Rick Klein, political director of ABC News, said Trump’s fruitless bargaining does have tangible consequences for the timely distribution of aid.

“This is not the time to take a break,” he said. “It’s the holiday, the end of the month when people have bills to pay. Cities and countries have people who do not work during the holidays. It’s harder to start and stop these things.”

“The date was really unfortunate,” Michele Evermore, a senior policy analyst at the National Employment Law Project, an employee advocacy group, told the AP. “Now there is a question about when it will be paid out.” It is possible the Labor Department will interpret the law to allow payments for the week ending January 2, Evermore said. But if the bill was signed on Saturday, payments could clearly start again this week.

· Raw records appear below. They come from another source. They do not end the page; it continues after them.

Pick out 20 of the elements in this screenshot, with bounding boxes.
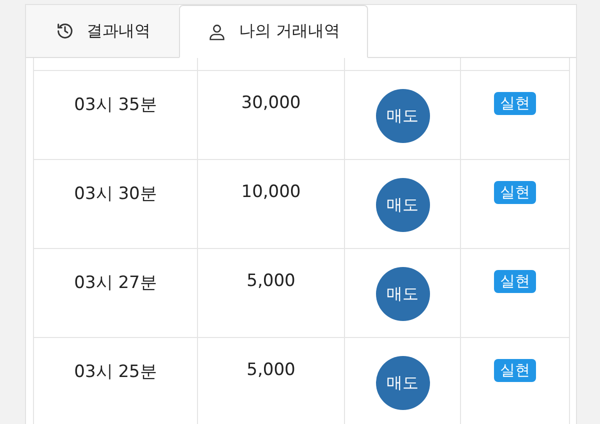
table-cell: 30,000 <box>241 93 301 113</box>
tab[interactable]: 나의 거래내역 <box>179 5 368 58</box>
table-cell-text: 03시 35분 <box>74 94 157 116</box>
sell-badge: 매도 <box>376 267 430 321</box>
table-cell: 5,000 <box>246 271 296 291</box>
status-badge: 실현 <box>494 270 536 293</box>
user-icon <box>206 22 227 42</box>
table-cell: 10,000 <box>241 182 301 202</box>
tab[interactable]: 결과내역 <box>26 5 179 58</box>
status-badge: 실현 <box>494 181 536 204</box>
table-cell: 5,000 <box>246 360 296 380</box>
history-icon <box>54 21 74 41</box>
table-cell-text: 03시 25분 <box>74 361 157 383</box>
table-cell-text: 03시 27분 <box>74 272 157 294</box>
sell-badge: 매도 <box>376 356 430 410</box>
status-badge: 실현 <box>494 92 536 115</box>
sell-badge: 매도 <box>376 89 430 143</box>
sell-badge: 매도 <box>376 178 430 232</box>
table-cell-text: 03시 30분 <box>74 183 157 205</box>
status-badge: 실현 <box>494 359 536 382</box>
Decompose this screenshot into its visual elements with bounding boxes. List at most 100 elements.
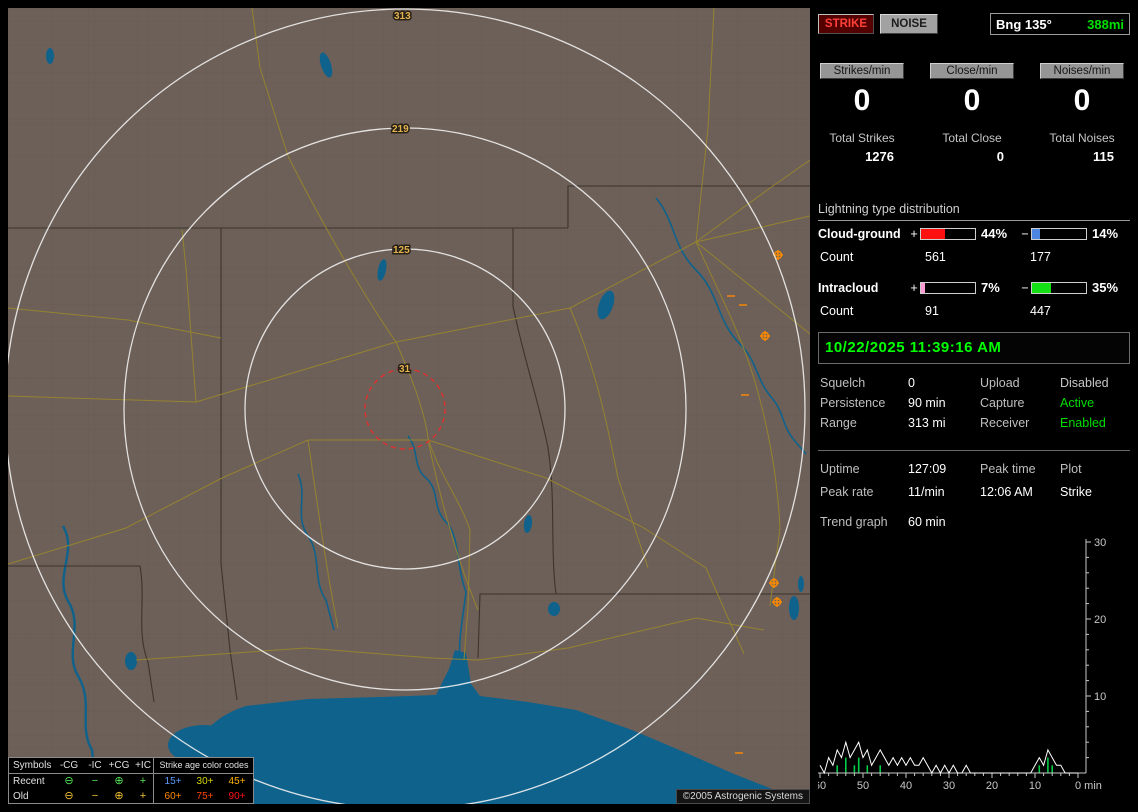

And it will likely take two to three weeks for states to update their computer systems to resume utilities and pay out the extra $ 300, Evermore said, a process that could have started earlier, after Congress passed the bill about a week ago. approved for the first time.

Klein says, however, that Capitol Hill has enough optimism about the fact that Congress has reached an agreement at all – and that the momentum is needed for more success under the incoming Biden government.

‘This bill started in the middle and it’s rare these days. This is a dual group that said it was the framework to get things going, and then leadership got involved. This is the same remedy that Biden tends to and hopes he can carry it out. It will not be an extreme in any of the parties and people who want to solve problems in the Biden way.

The Associated Press contributed to this report.